The consumer price inflation rate (PCED), the FOMC’s preferred measure of inflation, slowed sharply in June, echoing the better-known CPI, its “fraternal twin.” The headline PCED rose 0.2% in June and the year-over-year rise fell sharply to 3.0% (the same as the CPI). The core PCED (excluding food and energy) also rose by 0.2% in June and the year-over-year rise was down to 4.1% (even lower than the CPI’s 4.8% rise). This is welcome news to the FOMC and the financial markets.
Personal income rose 0.3% in June and workers’ compensation rose 0.5% reflecting the rise in workers and their wages last month. Disposable (after-tax income) rose 0.3% in June. Consumer spending (PCE) rose a strong 0.5% in June with spending on both goods and services moving higher. With spending rising faster than income, consumers dug into their savings with the June savings rate falling to 4.3% from 4.6% in May. Real (inflation-adjusted) PCE rose a strong 0.4% in June, capping off the second quarter’s rise in real PCE of 1.6% at an annual rate.

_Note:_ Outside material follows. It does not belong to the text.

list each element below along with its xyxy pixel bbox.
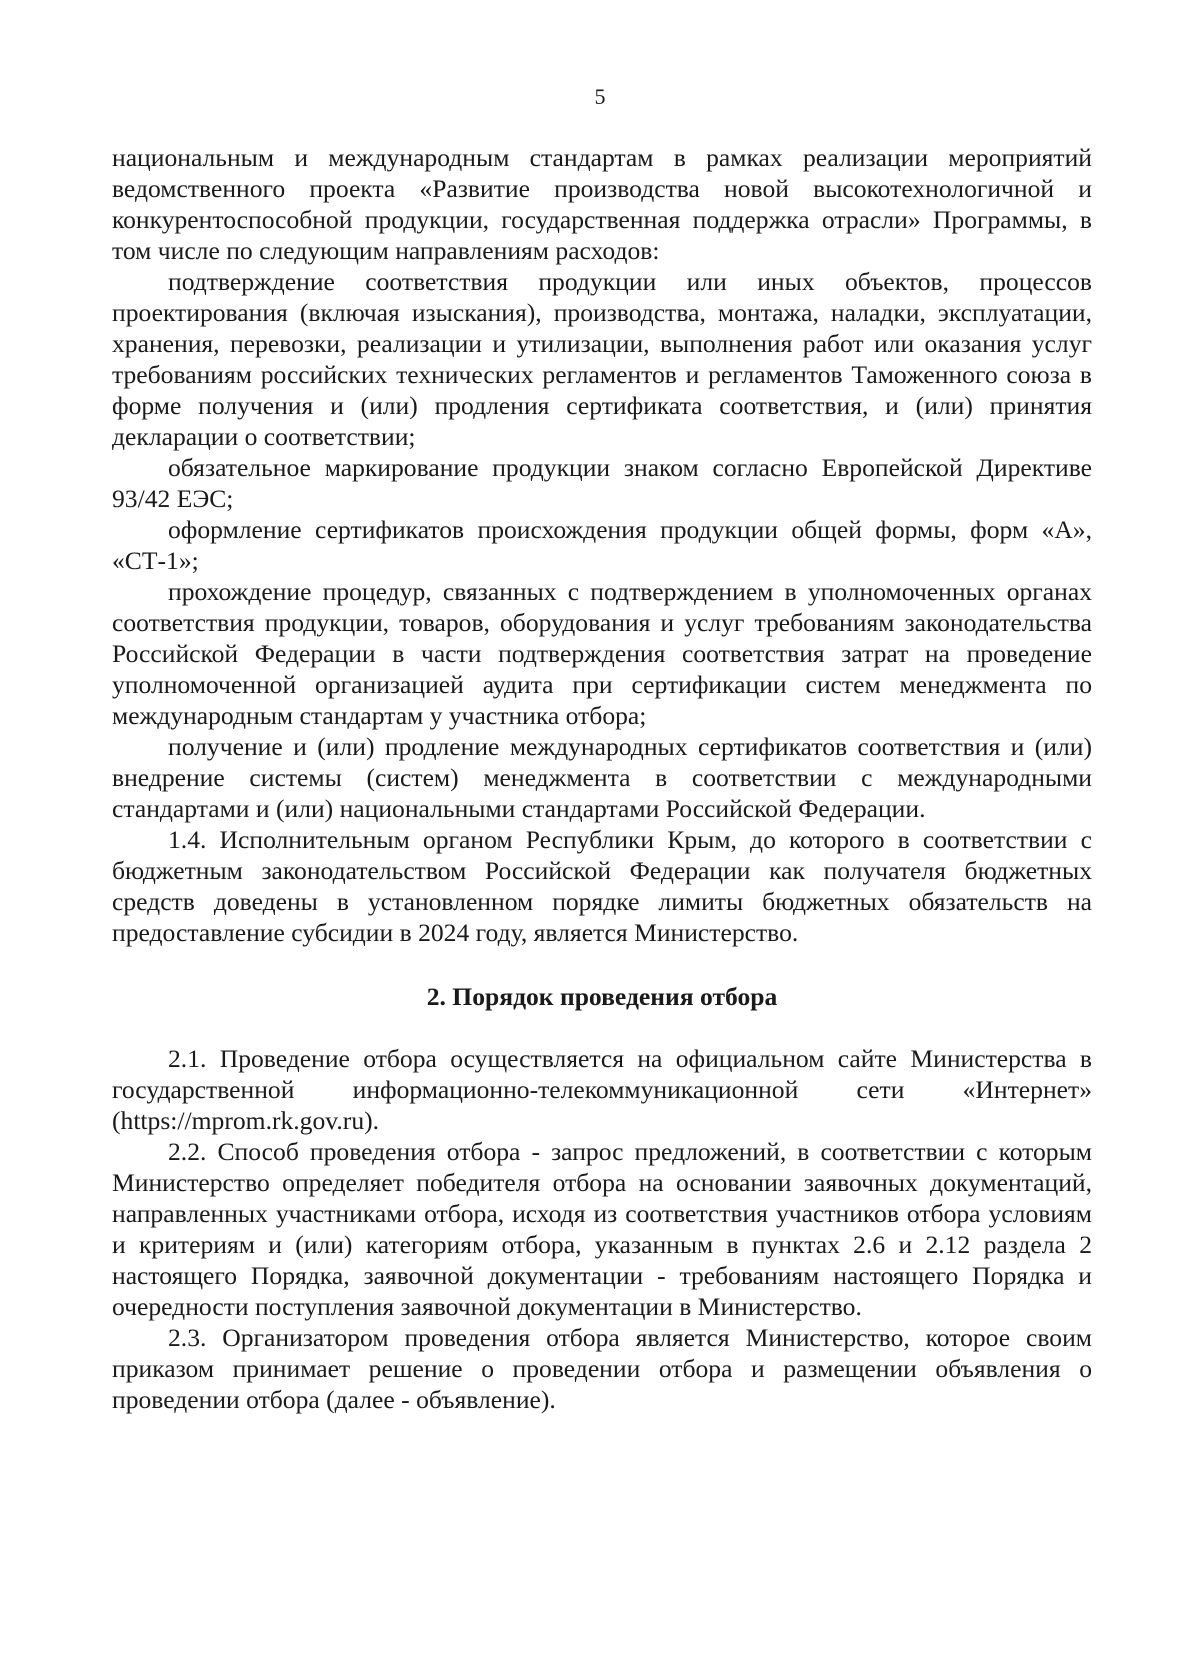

PNC expects a shallow recession to start in late 2023 or early 2024 as the impact of higher interest rates continues to work its way through the economy. Also, the resumption of student loan principal and interest rate payments starting in October (estimated between an average of $350-$400 per month) for close to 27 million borrowers and the cancellation by the SCOTUS of Biden’s $20K debt cancellation are both moderate negatives for consumer spending in the final holiday quarter of this year and in 2024. That is built into our forecast for a shallow recession.